Kabar24.com, JAKARTA — Tim penyidik Komisi Pemberantasan Korupsi (KPK) memanggil Direktur Utama Perum Perikanan Indonesia (Perindo) Farida Mokodompit pada Kamis (12/12/2019).
Dia dipanggil terkait dengan kasus dugaan suap kuota impor ikan pada 2019. Farida akan diperiksa dengan kapasitasnya sebagai direktur operasional Perum Perindo.
"Yang bersangkutan dipanggil sebagai saksi untuk tersangka RSU [Risyanto Suanda]," ujar Juru bicara KPK Febri Diansyah, Kamis.
Farida adalah salah satu direksi yang juga turut dibawa tim penyelidik ke Gedung KPK dalam operasi tangkap tangan. Hanya saja, dia dilepaskan dan masih berstatus saksi.
Selain dia, penyidik juga secara bersamaan memanggil Direktur PT Transforme Venteru Capital Cana Asia Limited, Desmond Previn; Komisaris PT Inti Samudra Hasilindo, Richard Alexander Anthony; dan seorang ibu rumah tangga, Efrati Purwantika.
Menurut Febri, mereka juga dipanggil untuk diperiksa sebagai saksi dengan tersangka yang sama.
Dalam kasus ini, penyidik tinggal menuntaskan penyidikan terhadap mantan Direktur Utama Perum Perindo Risyanto Suanda.
Sementara Direktur PT Navy Arsa Sejahtera Mujib Mustofa selaku tersangka pemberi suap segera menjalani persidangan menyusul rampungnya proses penyidikan.
Dalam kasus ini, Risyanto Suanda ditetapkan sebagai tersangka lantaran diduga menerima suap dari tersangka Direktur PT Navy Arsa Sejahtera Mujib Mustofa sebesar US$30.000 terkait kuota impor ikan.
KPK menemukan adanya dugaan alokasifee Rp1.300 untuk setiap kilogram ikan berjenis Frozen Pacific Mackarel atau ikan salem yang diimpor dari China.
Kesepakatan fee itu lantaran perusahaan Mujib telah mendapatkan kuota impor 250 ton dari Risyanto Suanda selaku direktur utama saat itu untuk melakukan impor ikan.

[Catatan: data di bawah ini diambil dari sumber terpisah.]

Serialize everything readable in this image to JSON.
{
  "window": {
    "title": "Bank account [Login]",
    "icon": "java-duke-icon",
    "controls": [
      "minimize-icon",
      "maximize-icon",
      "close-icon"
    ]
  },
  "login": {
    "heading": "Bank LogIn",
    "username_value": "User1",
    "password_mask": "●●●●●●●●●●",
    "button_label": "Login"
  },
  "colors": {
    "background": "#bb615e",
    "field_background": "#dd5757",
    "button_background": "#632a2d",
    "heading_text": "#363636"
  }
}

Padahal, seharusnya yang melakukan kegiatan impor tersebut adalah Perum Perindo.
Sebagai akal-akalan, impor ikan ke Indonesia tersebut disimpan di cold storage milik Perum Perindo guna mengelabui otoritas yang berwenang agar seolah-olah yang melakukan impor adalah Perum Perindo.

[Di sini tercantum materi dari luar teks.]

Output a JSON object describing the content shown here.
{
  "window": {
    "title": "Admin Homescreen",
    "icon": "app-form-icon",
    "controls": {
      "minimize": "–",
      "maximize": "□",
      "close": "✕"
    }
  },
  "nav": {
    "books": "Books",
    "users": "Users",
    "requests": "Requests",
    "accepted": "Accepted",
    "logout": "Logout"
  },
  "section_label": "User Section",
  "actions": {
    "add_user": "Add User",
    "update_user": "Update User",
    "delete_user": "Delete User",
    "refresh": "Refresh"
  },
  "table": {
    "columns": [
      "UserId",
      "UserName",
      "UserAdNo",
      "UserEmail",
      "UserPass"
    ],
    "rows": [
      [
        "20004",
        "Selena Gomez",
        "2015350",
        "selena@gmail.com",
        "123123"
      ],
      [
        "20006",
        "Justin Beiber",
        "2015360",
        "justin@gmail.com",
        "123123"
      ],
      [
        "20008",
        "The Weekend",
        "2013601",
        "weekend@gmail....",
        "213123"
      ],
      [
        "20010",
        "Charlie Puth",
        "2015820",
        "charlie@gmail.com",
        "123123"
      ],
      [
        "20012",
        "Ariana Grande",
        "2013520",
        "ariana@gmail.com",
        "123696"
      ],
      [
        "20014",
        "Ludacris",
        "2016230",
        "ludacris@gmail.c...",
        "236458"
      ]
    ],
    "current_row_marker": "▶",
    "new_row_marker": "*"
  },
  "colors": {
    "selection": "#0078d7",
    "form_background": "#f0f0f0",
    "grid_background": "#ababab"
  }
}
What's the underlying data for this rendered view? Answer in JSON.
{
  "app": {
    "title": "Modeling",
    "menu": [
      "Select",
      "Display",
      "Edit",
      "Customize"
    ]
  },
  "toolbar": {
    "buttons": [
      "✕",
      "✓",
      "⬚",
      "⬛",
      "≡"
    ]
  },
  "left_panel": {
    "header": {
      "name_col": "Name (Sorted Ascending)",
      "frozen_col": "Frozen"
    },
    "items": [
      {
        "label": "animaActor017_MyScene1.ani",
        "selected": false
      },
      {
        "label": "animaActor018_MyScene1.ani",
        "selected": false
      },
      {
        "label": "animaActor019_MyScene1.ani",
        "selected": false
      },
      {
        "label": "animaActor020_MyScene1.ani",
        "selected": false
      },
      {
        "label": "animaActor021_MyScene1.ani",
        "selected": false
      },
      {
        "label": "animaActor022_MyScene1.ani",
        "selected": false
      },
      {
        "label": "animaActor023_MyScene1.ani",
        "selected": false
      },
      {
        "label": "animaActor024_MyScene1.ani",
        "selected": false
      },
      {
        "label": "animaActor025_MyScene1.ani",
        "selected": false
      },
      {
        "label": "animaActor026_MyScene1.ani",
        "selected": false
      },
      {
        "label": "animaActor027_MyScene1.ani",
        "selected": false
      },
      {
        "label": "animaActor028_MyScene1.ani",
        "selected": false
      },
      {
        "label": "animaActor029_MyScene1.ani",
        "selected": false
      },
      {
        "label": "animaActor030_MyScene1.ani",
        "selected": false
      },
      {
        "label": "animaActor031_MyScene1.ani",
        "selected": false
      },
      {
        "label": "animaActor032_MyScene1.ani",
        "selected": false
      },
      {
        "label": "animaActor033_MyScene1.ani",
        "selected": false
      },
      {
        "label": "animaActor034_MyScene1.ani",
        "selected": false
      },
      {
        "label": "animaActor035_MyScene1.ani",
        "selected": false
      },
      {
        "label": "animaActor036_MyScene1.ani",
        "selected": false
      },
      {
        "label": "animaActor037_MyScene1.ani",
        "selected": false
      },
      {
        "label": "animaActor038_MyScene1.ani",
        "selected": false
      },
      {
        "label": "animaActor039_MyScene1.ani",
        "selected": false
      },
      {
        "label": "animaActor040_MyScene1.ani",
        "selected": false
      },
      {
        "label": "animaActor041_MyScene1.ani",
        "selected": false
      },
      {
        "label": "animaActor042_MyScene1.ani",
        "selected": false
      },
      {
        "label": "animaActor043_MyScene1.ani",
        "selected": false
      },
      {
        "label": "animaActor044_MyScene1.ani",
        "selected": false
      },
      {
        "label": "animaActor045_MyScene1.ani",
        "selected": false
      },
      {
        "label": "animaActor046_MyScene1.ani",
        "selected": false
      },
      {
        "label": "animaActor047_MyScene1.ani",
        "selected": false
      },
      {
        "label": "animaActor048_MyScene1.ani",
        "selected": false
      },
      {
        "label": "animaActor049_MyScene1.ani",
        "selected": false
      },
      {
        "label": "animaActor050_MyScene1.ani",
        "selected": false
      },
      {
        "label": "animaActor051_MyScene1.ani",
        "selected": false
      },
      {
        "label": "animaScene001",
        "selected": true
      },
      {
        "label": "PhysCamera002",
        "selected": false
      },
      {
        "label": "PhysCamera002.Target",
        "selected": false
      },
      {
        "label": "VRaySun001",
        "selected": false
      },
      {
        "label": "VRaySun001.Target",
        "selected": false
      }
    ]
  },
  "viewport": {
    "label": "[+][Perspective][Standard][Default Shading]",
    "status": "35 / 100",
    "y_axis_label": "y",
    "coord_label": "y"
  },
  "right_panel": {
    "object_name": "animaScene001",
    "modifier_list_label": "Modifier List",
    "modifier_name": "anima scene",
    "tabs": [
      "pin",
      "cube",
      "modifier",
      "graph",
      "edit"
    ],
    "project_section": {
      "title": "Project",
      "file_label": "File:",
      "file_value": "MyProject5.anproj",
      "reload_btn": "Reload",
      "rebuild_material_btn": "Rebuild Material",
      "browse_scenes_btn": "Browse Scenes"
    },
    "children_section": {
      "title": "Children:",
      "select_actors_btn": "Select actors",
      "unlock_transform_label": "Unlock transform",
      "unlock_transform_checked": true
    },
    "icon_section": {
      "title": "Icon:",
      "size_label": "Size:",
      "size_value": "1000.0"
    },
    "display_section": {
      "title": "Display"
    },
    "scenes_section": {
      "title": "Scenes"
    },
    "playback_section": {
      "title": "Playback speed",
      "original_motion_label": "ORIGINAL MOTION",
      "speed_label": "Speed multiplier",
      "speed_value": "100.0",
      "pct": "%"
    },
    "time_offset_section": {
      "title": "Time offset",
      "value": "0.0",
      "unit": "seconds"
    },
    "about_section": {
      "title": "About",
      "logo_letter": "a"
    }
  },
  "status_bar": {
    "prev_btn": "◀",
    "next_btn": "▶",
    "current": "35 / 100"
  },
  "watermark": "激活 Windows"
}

PT Navy Arsa Sejahtera selaku perusahaan importir ikan juga sebetulnya telah masuk daftar hitam sejak tahun 2009 karena melakukan impor ikan yang melebihi kuota.
Selain impor 250 ton, Risyanto juga menawarkan kuota impor ikan tambahan sebesar 500 ton kepada Mujib untuk bulan Oktober 2019 yang kemudian disanggupi Mujib pada suatu pertemuan.
KPK juga menduga Risyanto menerima uang dari perusahaan importir lain masing-masing sebesar 30.000 dolar Amerika Serikat, 30.000 dolar Singapura, dan 50.000 dolar Singapura.
Atas perbuatannya, Risyanto Suanda disangka melanggar Pasal 12 huruf a atau Pasal 12 huruf b atau Pasal 11 UU tentang Pemberantasan Tindak Pidana Korupsi sebagaimana telah diubah dengan UU No. 20 Tahun 2001.
Adapun Mujib Mustofa disangka melanggar Pasal 5 ayat (1) huruf a atau Pasal 5 ayat (1) huruf b atau Pasal 13 UU tentang Pemberantasan Tindak Pidana Korupsi.